Blatt S J, Quinlan D M, Zuroff D C, Pilkonis P A
Department of Psychiatry, Yale University, New Haven, Connecticut 06519-1110, USA.
J Consult Clin Psychol. 1996 Feb;64(1):162-71. doi: 10.1037//0022-006x.64.1.162.
Previous analyses of data from the National Institute of Mental Health Treatment of Depression Collaborative Research Program indicate minimal differences in therapeutic outcome among 3 brief treatments for depression, but patients' pretreatment level of perfectionism had a significant negative relationship with residualized measures of clinical improvement.
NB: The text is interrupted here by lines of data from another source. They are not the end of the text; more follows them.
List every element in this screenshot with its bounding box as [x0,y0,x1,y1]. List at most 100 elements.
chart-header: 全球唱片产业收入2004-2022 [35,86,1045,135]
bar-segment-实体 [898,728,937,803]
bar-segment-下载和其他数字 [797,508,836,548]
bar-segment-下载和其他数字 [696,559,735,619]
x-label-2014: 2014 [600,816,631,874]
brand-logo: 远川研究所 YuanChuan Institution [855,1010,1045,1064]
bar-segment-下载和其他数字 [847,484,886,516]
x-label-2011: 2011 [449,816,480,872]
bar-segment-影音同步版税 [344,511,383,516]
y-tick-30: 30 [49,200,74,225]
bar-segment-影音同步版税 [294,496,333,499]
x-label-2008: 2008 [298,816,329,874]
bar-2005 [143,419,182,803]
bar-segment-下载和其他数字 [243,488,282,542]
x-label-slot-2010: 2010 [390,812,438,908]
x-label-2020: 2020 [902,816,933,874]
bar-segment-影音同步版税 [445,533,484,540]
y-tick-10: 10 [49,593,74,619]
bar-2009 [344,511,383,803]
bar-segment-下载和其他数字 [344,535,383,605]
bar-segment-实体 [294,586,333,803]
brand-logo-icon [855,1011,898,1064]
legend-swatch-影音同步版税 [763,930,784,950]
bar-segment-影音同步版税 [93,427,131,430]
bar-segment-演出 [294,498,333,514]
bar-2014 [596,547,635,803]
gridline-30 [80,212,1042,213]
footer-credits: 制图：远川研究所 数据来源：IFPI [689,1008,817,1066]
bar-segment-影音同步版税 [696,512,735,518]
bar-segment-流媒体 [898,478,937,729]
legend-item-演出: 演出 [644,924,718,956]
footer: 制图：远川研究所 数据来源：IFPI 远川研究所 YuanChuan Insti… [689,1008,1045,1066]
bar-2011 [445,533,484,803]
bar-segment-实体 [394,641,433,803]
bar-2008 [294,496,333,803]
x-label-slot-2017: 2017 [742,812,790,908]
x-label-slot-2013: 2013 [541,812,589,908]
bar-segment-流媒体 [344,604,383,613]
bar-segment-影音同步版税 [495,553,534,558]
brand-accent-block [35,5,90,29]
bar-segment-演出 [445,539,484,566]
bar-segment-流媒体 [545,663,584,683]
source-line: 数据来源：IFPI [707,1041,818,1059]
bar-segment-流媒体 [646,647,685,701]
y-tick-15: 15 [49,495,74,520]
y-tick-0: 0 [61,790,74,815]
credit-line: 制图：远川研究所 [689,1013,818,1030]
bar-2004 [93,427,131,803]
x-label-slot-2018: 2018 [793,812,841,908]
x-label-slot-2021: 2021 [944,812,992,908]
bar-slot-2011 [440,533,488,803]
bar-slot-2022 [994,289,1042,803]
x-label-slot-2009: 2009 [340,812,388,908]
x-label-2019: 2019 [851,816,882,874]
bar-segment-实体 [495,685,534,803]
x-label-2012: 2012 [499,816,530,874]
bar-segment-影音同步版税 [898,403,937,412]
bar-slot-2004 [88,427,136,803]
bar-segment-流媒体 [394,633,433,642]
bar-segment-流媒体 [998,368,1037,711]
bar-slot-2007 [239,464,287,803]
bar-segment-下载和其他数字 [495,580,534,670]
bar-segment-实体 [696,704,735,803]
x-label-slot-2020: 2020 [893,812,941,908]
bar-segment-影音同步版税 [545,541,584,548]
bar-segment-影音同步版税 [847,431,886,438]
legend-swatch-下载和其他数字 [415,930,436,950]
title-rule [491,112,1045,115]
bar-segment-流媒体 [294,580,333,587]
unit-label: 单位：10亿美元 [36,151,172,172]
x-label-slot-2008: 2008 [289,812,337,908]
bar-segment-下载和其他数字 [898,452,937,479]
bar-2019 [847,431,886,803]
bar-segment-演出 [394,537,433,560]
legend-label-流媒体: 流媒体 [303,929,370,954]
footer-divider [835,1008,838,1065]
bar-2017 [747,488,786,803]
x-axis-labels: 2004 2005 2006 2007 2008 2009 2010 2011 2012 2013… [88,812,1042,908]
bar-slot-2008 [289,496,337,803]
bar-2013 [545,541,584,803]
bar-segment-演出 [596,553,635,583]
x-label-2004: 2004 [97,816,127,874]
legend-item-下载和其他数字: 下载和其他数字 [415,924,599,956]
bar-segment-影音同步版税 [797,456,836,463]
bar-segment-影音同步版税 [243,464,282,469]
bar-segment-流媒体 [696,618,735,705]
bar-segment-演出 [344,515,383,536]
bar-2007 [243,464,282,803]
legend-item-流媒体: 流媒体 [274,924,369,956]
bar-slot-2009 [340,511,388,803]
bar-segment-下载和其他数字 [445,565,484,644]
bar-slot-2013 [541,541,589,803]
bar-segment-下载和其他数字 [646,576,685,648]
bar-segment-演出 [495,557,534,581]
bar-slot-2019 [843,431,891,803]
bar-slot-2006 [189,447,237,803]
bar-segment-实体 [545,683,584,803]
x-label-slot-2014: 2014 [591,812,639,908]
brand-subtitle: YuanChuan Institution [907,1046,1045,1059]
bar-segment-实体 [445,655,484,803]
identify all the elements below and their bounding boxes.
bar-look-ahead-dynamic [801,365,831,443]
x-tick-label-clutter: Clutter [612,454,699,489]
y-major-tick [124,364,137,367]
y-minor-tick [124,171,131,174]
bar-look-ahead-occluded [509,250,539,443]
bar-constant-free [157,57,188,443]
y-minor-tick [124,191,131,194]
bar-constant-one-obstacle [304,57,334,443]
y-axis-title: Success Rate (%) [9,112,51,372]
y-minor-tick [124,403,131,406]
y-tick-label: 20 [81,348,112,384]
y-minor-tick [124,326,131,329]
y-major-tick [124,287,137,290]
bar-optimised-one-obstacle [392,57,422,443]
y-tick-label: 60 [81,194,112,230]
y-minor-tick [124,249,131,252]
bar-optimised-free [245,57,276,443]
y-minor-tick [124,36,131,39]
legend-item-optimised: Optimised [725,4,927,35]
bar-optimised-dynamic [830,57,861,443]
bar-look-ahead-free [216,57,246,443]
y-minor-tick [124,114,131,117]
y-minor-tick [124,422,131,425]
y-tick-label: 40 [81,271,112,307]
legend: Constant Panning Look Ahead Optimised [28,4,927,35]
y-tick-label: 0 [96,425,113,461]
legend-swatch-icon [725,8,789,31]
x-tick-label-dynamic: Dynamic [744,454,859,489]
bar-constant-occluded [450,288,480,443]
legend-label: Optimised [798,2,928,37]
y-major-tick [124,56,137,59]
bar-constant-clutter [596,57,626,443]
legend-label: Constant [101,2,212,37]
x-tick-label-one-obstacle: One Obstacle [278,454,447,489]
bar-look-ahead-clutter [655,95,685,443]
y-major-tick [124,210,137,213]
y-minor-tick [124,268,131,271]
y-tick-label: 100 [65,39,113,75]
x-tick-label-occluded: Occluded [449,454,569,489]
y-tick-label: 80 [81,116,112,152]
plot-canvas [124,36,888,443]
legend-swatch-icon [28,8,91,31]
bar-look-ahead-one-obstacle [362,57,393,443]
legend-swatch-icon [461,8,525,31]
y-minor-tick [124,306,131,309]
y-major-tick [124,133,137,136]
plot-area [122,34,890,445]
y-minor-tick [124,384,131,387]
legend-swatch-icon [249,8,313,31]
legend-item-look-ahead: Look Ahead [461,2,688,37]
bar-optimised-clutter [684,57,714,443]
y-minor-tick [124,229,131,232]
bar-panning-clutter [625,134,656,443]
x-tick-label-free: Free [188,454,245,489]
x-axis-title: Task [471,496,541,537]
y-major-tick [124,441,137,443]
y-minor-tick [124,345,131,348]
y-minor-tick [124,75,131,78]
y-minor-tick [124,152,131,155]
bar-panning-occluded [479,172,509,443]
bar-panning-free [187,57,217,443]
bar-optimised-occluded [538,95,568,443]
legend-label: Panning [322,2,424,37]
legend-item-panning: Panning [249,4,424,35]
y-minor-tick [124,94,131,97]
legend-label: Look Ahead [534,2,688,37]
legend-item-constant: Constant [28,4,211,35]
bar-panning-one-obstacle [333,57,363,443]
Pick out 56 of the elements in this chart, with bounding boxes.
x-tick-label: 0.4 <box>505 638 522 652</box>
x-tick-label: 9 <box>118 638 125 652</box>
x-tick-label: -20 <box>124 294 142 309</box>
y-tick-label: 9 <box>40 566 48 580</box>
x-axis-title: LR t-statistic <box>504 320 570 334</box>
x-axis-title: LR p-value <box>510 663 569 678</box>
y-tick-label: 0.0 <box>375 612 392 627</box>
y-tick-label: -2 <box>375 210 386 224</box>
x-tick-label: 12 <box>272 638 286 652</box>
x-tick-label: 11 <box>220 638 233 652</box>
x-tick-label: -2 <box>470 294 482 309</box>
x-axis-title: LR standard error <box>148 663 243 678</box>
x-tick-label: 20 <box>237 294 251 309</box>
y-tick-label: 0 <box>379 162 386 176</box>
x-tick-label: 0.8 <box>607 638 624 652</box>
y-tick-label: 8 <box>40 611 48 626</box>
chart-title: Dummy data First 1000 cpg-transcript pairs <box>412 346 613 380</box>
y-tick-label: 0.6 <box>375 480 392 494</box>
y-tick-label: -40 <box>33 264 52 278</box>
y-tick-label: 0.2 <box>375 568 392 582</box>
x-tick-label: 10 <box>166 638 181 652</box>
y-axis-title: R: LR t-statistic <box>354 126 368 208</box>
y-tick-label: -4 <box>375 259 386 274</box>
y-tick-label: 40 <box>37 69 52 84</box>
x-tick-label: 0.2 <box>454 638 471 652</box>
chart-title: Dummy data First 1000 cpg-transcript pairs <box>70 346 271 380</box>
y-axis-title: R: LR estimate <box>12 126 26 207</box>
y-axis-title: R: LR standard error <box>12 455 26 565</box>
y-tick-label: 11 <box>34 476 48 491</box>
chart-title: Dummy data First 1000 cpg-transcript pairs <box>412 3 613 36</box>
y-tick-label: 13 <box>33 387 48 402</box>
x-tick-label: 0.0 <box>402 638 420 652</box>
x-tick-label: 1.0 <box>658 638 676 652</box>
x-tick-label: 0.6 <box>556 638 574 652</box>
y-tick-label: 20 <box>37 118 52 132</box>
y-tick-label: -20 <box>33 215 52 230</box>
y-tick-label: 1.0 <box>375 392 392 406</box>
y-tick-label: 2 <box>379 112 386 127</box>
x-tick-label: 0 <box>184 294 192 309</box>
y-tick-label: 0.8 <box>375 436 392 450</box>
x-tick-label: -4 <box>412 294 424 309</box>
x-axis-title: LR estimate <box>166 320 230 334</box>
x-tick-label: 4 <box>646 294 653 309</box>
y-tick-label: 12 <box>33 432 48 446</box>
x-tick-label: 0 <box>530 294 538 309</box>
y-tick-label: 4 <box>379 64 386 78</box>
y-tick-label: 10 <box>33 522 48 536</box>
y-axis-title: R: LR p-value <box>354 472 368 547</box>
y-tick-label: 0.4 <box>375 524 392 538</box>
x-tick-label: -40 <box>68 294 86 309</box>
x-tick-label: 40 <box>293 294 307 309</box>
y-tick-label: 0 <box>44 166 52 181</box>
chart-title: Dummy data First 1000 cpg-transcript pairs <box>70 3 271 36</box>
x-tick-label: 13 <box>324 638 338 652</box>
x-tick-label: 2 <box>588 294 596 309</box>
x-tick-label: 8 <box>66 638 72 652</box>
The present analyses indicate that the quality of the therapeutic relationship reported by patients early in treatment contributed significantly to the prediction of therapeutic change. The quality of the therapeutic relationship was only marginally predictive of therapeutic gain at low and high levels of perfectionism, but significantly predicted therapeutic gain at moderate levels of perfectionism. These findings suggest that the extensive efforts to compare different manual-directed treatments need to be balanced by commensurate attention to interpersonal dimensions of the therapeutic process.
美国国立精神卫生研究所抑郁症协作研究项目先前的数据分析表明,三种抑郁症简短治疗方法在治疗效果上差异极小,但患者治疗前的完美主义水平与临床改善的残差测量值呈显著负相关。目前的分析表明,患者在治疗早期报告的治疗关系质量对治疗变化的预测有显著贡献。治疗关系质量在低完美主义水平和高完美主义水平时对治疗收益仅有微弱的预测作用,但在中等完美主义水平时能显著预测治疗收益。这些发现表明,在广泛努力比较不同的手册指导治疗方法时,需要通过对治疗过程人际维度的相应关注来取得平衡。